El efecto lavadora

Carlos F.Coto

BARBANZA

09 jun 2014 . Actualizado a las 07:00 h.

El efecto que un tornado ejerce sobre un edificio es asimilable al del centrifugado de una lavadora sobre la ropa interior, desplazada al exterior por la fuerza centrífuga. Una fuerza inusitada capaz de desplazar todo tipo de elementos sobre el terreno, sin control y en trayectoria vertical para dejarlos caer parabólicamente, ni se sabe hasta dónde.

Sabemos diseñar edificios que resistan terremotos, sobretodo en países de alta actividad sísmica. Sabemos diseñar edificios altos que resistan cualquier intensidad de viento, con ayuda de la oscilación estructural que evita su rotura.

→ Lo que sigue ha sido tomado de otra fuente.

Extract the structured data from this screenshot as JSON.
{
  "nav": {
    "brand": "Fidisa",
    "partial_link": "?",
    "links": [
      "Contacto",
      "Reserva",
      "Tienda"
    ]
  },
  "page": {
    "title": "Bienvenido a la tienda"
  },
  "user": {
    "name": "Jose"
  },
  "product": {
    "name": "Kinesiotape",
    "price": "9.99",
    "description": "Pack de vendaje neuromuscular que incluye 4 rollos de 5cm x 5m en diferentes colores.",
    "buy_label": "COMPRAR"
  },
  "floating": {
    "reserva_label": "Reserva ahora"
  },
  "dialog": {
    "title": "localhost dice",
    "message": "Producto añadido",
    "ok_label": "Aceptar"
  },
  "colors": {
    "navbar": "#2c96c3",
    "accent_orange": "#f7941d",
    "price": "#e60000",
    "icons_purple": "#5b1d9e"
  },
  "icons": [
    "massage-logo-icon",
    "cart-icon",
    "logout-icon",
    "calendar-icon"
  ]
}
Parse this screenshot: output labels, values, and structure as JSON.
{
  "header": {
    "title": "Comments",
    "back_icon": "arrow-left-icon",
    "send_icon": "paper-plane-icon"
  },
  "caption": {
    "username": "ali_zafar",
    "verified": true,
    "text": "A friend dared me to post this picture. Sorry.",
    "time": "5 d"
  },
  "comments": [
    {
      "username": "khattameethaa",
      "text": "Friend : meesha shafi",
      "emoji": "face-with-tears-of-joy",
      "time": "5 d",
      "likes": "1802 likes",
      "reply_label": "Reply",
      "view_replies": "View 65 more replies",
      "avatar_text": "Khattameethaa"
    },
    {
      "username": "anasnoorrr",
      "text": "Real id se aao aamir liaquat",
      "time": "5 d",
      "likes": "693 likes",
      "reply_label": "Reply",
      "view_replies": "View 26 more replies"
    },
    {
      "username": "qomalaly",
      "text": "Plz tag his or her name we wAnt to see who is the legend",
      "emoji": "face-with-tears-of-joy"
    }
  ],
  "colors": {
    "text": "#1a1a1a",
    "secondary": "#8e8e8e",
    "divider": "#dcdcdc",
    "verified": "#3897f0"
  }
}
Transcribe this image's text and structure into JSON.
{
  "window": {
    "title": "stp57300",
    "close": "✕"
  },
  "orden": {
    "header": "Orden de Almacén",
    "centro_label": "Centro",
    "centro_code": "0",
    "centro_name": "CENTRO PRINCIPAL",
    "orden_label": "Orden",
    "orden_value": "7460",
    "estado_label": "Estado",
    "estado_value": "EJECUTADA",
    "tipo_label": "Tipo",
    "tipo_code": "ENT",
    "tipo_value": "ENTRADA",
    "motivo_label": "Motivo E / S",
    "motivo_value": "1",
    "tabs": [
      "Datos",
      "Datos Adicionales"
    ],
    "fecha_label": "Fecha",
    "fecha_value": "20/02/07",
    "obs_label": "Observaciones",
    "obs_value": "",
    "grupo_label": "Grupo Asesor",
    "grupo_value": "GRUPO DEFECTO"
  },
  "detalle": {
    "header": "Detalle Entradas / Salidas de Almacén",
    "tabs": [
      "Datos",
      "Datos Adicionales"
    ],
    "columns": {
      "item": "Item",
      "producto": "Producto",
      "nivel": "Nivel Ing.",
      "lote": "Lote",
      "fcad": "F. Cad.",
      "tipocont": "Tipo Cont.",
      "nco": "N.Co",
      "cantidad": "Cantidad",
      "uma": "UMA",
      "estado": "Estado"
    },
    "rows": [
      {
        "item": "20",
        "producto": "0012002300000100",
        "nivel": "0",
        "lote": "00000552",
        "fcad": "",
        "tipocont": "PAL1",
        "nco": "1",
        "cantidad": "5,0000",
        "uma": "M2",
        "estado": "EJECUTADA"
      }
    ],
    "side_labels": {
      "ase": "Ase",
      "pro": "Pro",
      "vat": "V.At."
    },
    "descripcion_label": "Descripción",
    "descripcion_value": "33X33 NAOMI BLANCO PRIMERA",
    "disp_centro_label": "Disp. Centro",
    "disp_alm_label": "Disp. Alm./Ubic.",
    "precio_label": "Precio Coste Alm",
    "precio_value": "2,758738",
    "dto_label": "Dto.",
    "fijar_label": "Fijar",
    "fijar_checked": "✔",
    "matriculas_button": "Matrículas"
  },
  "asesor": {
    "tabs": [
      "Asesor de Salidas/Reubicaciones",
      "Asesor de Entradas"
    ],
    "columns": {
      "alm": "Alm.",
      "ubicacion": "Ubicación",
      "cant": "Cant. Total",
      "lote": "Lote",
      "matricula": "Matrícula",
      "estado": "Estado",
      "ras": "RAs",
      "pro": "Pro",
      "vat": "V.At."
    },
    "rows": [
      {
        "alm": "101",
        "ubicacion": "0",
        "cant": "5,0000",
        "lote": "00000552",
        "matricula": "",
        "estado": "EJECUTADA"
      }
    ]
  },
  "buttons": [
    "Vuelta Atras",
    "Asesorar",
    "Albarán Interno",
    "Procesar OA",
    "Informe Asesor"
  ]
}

Pero no tenemos todavía un modelo estructural que pueda resistir el paso de un tornado, que no dependería únicamente del material, sino que habría que actuar también en su geometría: una forma arquitectónica capaz de desviar un elemento móvil de gran fuerza centrífuga, con el menor daño posible.

El único ejemplo que conocemos es un prototipo desarrollado en los Estados Unidos: una casa que se esconde bajo el terreno cuando detecta la presencia de un tornado, mediante un sistema de motores hidráulicos. Solo apto para millonarios. Diseñar toda una ciudad sería mucho más complejo. Surge una componente urbanística, no tenida en cuenta hasta la fecha. Si la Ría de Arousa es potencialmente un foco generador de tornados, ha de tenerse en cuenta a la hora de redactar los planes generales. Sabemos, eso sí, que debe evitarse la construcción de frentes marítimos compactos, compuestos de edificios altos, tres o cuatro plantas, que podrían abocarnos a una catástrofe, tanto material como humana. Habría que planificar localidades esponjadas, con frentes marítimos de muy baja altura, evitando en lo posible las aglomeraciones urbanas cerca del mar. Casi nada.

Vivimos el principio de las consecuencias de un cambio climático, que nos obligará a un cambio de costumbres. Habremos de reforzar la eficiencia de nuestras viviendas antes de seguir construyendo otras nuevas. Habremos de aprender a dejar nuestro coche en el garaje y reforzar el papel del transporte público. Habremos de sustituir las viejas instalaciones por otras más eficientes. Todo para cumplir con el Protocolo de Kioto. Después, esperar a que se avengan a él los chinos y los norteamericanos, reacios a la eficiencia. Y, mientras, tener resignación.